I really love the accents on the beats in 85 to Africa. The album starts strong, hitting hard in all the right places. His wordplay is something to note as he switches between accents in the subtlest of ways. The same thing occurs in “Zodi” and it’s a refreshing switch up as the beat mimics instruments found in African culture.
All the songs carry a message to which I appreciate mainly regarding the state of black social interactions today either for better or worse. He speaks on issues of black on black violence and the perception that people fear those in the black communities yet they want to emulate our mannerisms. This comes to light in a few songs, but especially in “Pretty & Afraid.” I personally resonated with the phrase, “all I want is for others to look at you the way you look at me” and I think many other feel that same way.

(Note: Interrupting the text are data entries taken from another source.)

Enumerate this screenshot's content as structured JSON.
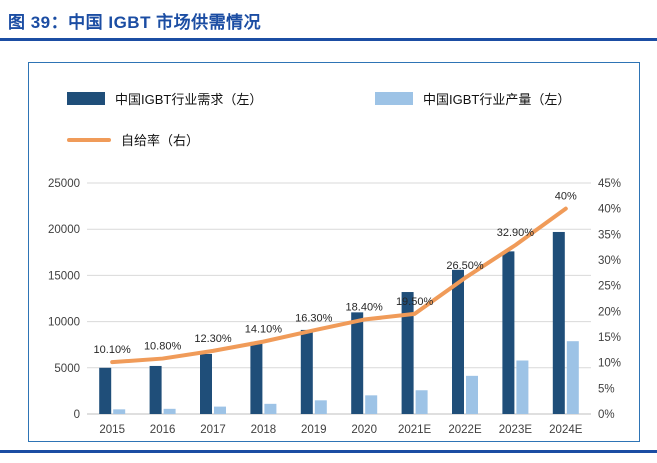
{
  "header": {
    "title": "图 39：中国 IGBT 市场供需情况"
  },
  "colors": {
    "accent": "#1B4DA3",
    "frame_border": "#2E74B5"
  },
  "chart_data": {
    "type": "bar",
    "subtype": "grouped-bars-with-line-overlay",
    "categories": [
      "2015",
      "2016",
      "2017",
      "2018",
      "2019",
      "2020",
      "2021E",
      "2022E",
      "2023E",
      "2024E"
    ],
    "series": [
      {
        "name": "中国IGBT行业需求（左）",
        "type": "bar",
        "axis": "left",
        "color": "#1F4E79",
        "values": [
          5000,
          5200,
          6500,
          7800,
          9100,
          11000,
          13200,
          15600,
          17600,
          19700
        ]
      },
      {
        "name": "中国IGBT行业产量（左）",
        "type": "bar",
        "axis": "left",
        "color": "#9DC3E6",
        "values": [
          505,
          560,
          800,
          1100,
          1480,
          2020,
          2570,
          4130,
          5790,
          7880
        ]
      },
      {
        "name": "自给率（右）",
        "type": "line",
        "axis": "right",
        "color": "#F09B59",
        "values": [
          10.1,
          10.8,
          12.3,
          14.1,
          16.3,
          18.4,
          19.5,
          26.5,
          32.9,
          40
        ],
        "point_labels": [
          "10.10%",
          "10.80%",
          "12.30%",
          "14.10%",
          "16.30%",
          "18.40%",
          "19.50%",
          "26.50%",
          "32.90%",
          "40%"
        ]
      }
    ],
    "left_axis": {
      "min": 0,
      "max": 25000,
      "ticks": [
        0,
        5000,
        10000,
        15000,
        20000,
        25000
      ]
    },
    "right_axis": {
      "min": 0,
      "max": 45,
      "ticks": [
        0,
        5,
        10,
        15,
        20,
        25,
        30,
        35,
        40,
        45
      ],
      "tick_labels": [
        "0%",
        "5%",
        "10%",
        "15%",
        "20%",
        "25%",
        "30%",
        "35%",
        "40%",
        "45%"
      ]
    },
    "legend_position": "top",
    "grid": "horizontal"
  }
}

He also has an African artist featured, which speaks to his character in that he doesn’t forget where he is from. Mr. Eazi featured on “Zodi” is a Nigerian artist and his voice fits perfectly on this track. This one is comparable to “Zodi” in my opinion in its ability to really get you moving. The other features on the album include Gold Link in “Babouche”, St. Beauty and Mereba in “The Other Half”, and Seun Kuti in “Worth the Weight.” One of my personal favorites off of the album is “Sufi Woman”, partly for the beat and the guitar, but also because you can’t help but sing along and just groove to the beat. This track, as well as “Vaporoza” are sure to get you moving on the club floor.
In his other works he talks about his family and he does the same thing in this body of work by paying homage to his parents who brought him to this country. They worked extremely hard and they wanted him to do the same by going to school and becoming a doctor or an engineer. Although he didn’t go that rout, he still has a huge voice in the community and he speaks in depth about these issues in “Jungle Fever” and equates Atlanta to the jungle in some ways. In all, there’s nothing that I don’t like about this album, and I’ve found myself constantly listening to these songs over and over again.